I have been trying to squeeze every last erg of performance into a Mapserver installation for a client. Their workload is very raster-based, pulling from JPEG-compressed, internally-tiled TIFF files. We found one installation mistake, which was good for a big performance boost (do not fill your directories with too many files, or the operating system will spend all its time doing file searching). But once that was identified, only the raster algorithms themselves were left to be optimized.
Firing up the Shark, my new favorite tool, I found that the cycles were being spent about 60% in the JPEG decompression and 30% in the Mapserver average re-sampling. Decompressing the files did make things faster, but at a 10x file size penalty – unacceptable. Removing the average re-sampling did make things faster, but with very visible aesthetic penalty – unacceptable.
Using two tools from Intel, I have been able to cut about 40% off of the render time, without changing any code at all!
First, Intel publishes the “Integrated Performance Primitives”, basically a big catch-all library of multi-media and mathematics routines, built to take maximum advantage of the extended instruction sets in modern CPUs. Things like SSE, SSE2, SSE3, SSE4 and so on.
Ordinarily, this would only be of use if I had a couple weeks to examine the code and fit the primitives into the existing code base.

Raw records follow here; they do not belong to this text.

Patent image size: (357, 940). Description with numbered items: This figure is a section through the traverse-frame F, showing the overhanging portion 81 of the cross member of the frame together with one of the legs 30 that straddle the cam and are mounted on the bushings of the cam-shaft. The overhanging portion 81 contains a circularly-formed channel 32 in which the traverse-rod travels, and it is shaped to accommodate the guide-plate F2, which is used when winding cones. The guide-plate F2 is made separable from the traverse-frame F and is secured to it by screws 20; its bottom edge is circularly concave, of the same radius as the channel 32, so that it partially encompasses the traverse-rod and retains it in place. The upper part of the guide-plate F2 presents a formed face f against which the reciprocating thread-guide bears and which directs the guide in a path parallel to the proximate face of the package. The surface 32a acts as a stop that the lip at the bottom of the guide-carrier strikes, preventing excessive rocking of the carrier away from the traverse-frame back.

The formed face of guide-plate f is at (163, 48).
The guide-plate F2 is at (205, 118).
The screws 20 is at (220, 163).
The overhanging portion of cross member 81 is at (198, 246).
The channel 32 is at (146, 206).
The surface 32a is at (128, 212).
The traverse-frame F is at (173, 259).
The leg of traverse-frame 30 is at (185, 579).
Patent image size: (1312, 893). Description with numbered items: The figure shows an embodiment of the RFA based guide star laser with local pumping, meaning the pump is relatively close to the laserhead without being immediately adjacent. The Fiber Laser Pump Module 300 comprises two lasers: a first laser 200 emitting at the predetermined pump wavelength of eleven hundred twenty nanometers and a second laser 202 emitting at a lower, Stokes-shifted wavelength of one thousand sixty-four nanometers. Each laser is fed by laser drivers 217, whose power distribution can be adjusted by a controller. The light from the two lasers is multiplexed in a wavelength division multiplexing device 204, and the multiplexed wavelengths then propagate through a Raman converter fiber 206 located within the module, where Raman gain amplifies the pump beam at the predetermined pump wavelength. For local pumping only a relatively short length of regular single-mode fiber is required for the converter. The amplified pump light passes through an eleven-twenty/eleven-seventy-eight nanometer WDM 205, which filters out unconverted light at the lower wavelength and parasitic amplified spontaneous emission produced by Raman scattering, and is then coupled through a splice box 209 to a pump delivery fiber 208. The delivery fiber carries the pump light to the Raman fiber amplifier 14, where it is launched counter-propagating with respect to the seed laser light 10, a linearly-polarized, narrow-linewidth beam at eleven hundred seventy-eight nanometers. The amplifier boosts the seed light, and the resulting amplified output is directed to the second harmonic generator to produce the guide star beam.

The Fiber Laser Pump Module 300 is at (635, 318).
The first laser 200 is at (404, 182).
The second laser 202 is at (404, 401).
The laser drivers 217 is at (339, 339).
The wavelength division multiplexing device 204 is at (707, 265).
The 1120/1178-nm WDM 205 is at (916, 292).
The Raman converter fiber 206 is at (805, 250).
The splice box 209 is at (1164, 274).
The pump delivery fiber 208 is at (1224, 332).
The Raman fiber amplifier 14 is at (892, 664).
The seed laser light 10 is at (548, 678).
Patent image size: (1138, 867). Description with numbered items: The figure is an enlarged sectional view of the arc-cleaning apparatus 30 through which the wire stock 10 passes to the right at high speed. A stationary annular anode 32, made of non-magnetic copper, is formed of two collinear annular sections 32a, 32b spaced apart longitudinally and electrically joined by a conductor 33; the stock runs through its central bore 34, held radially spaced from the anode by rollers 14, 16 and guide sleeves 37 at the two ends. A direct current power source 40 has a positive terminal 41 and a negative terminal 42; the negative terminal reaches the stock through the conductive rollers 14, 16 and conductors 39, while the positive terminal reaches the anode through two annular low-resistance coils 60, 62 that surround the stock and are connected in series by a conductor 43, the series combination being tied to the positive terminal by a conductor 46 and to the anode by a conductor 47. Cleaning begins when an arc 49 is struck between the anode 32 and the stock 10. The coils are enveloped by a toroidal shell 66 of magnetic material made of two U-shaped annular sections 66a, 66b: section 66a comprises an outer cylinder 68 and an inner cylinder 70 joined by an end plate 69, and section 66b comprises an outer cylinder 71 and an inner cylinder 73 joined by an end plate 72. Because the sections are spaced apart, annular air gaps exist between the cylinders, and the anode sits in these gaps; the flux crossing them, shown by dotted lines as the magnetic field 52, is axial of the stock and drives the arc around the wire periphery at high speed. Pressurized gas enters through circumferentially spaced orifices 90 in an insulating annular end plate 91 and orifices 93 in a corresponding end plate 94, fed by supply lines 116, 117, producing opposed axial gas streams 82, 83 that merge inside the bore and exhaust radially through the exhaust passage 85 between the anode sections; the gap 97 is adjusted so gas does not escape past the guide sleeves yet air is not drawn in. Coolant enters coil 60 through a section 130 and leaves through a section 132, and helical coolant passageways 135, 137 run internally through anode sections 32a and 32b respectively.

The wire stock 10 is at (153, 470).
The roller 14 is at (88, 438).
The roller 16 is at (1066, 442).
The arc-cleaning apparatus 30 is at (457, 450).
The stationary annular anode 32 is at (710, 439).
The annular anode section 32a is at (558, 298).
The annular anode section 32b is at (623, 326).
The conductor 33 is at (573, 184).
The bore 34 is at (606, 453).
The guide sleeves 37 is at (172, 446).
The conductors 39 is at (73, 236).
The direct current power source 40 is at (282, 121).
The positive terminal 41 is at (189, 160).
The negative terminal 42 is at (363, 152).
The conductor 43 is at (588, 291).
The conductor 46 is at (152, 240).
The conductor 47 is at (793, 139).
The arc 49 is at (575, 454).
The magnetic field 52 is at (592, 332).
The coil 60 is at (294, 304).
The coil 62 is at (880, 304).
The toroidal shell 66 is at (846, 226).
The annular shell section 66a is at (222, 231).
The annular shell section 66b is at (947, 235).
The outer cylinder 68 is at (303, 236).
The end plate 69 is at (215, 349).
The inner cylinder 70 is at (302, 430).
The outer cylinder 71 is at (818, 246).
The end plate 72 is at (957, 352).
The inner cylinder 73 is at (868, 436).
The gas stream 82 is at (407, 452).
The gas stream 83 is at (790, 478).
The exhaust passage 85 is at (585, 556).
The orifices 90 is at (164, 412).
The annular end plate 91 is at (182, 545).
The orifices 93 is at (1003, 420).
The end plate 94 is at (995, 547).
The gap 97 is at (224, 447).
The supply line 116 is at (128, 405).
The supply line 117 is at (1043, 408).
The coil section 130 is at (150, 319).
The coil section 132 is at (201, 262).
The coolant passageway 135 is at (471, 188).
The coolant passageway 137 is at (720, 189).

Fortunately for me, one of the example programs Intel ships with IPP is "ijg", a port of the Independent JPEG Group reference library that uses IPP acceleration wherever possible. So I could simply compile the "ijg" library and slip it into place instead of the standard "libjpeg".
Second, Intel also publishes their own C/C++ compiler, "icc", which uses a deep understanding of the x86 architecture and the extensions referenced above to produced optimized code. I used "icc" to compile both Mapserver and GDAL, and saw performance improve noticeably.
So, amazingly, between simply re-compiling the software with "icc" and using the "ijg" replacement library to speed up the JPEG decompression, I've managed to extract about 40% in performance, without touching the code of Mapserver, GDAL, or LibJPEG at all.